This month sees publication of our newest print issue, Hobart #14. As such, and as we have done to accompany our last few print issues, we are devoting the entire month to various "bonus materials" -- photo essays, alternate endings, drawings, extra short fictions, interviews, & more!

Below is a painting, "Two Parrots," to accompany Sharanya Manivannan's story, "Afternoon Sex," together with the first page of the story.


 

 

A long time ago, somewhere between the year of personal vendetta and the year of night madness, a fortune-teller looked into my face and said, “You are both very beautiful and very unlucky. The two are not mutually exclusive.” Then he covered the lines of the palm he had been examining with his other hand and squeezed it as if in apology, for what he had told me perhaps, or perhaps only for having told me nothing I did not already know.

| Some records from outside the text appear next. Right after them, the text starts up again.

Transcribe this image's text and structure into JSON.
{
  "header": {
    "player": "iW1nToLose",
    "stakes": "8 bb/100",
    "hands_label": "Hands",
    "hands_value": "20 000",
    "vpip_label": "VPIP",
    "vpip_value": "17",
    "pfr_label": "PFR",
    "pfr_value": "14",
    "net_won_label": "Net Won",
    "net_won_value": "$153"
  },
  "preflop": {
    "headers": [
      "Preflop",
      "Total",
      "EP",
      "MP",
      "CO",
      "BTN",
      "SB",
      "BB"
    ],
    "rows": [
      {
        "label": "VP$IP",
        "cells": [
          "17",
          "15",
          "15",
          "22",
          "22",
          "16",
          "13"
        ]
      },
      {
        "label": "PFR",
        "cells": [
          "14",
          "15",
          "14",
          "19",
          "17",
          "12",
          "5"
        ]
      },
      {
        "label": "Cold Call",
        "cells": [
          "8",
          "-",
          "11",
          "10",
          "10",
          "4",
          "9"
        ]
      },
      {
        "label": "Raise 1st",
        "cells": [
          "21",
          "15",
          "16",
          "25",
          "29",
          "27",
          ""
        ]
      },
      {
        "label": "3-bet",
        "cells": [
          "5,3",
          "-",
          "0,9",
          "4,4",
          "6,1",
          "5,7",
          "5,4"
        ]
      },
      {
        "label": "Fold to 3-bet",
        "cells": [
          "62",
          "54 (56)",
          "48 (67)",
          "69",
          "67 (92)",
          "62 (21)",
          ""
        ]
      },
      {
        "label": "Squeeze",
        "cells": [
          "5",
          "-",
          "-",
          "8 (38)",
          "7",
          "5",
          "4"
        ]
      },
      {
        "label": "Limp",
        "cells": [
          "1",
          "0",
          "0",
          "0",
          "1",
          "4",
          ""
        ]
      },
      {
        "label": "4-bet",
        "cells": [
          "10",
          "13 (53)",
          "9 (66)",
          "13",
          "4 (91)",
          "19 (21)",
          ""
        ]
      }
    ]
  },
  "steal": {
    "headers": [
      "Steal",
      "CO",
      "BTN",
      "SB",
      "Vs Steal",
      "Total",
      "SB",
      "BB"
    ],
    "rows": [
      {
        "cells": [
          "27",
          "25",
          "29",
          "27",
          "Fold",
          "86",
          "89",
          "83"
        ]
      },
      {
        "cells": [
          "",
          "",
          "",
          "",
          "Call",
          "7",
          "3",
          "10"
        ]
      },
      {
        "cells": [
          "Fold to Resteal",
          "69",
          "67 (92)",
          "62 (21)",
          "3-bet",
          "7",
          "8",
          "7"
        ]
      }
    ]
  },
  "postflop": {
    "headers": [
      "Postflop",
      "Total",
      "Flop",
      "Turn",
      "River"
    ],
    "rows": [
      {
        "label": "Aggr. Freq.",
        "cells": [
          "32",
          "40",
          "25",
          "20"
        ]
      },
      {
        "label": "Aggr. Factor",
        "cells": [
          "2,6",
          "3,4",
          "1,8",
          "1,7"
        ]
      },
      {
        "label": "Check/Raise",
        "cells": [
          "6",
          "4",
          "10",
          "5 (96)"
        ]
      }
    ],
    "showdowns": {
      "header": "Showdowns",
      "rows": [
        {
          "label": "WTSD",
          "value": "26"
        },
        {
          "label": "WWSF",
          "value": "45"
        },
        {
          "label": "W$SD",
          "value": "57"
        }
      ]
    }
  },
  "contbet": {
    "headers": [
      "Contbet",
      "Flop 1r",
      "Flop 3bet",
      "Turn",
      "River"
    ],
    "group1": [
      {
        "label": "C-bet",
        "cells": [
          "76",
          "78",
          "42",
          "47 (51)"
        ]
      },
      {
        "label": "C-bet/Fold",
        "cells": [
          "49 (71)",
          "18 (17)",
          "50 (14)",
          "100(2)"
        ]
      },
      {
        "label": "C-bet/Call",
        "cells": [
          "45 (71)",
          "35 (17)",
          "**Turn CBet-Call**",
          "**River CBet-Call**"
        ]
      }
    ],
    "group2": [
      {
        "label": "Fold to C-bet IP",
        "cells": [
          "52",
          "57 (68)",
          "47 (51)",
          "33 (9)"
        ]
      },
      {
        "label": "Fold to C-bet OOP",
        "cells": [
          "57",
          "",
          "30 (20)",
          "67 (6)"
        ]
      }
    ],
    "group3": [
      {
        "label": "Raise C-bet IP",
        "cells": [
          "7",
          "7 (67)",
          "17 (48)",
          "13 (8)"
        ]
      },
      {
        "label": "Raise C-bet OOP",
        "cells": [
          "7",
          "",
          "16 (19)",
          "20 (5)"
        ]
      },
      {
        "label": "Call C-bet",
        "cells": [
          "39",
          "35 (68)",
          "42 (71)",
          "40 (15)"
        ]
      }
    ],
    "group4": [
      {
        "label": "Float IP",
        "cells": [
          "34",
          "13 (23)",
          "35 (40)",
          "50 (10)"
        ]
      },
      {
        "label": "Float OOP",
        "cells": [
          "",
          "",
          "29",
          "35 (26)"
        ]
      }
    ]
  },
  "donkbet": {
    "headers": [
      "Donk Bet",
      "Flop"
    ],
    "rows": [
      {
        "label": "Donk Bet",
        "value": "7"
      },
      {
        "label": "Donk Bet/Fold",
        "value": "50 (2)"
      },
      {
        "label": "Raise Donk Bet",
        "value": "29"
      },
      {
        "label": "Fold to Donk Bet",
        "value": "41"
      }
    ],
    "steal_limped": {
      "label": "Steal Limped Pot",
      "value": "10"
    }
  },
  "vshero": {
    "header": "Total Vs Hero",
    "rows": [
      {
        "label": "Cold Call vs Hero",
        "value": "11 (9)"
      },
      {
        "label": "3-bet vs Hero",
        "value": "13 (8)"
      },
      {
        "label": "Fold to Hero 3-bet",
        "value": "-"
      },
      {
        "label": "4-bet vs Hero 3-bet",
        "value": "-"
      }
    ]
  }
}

The morning after the first time my husband left me, I woke with a coin of pain at the centers of each of those palms. They intensified in strikes of lightning that forked down the sides of my wrists. This was before we were married, before he came back, both of which occurred in the year of impossible miracles. All night, I had held the weight of his leaving across a complicated dreamscape, tethering him to me by my very lifeline. My hands, a begging bowl.

I had begged him to come back to me and he had, but contained within that first departure was every betrayal that was to come. I could never unremember it. My husband never betrayed me, in intent or in deed. I cannot say the same for myself.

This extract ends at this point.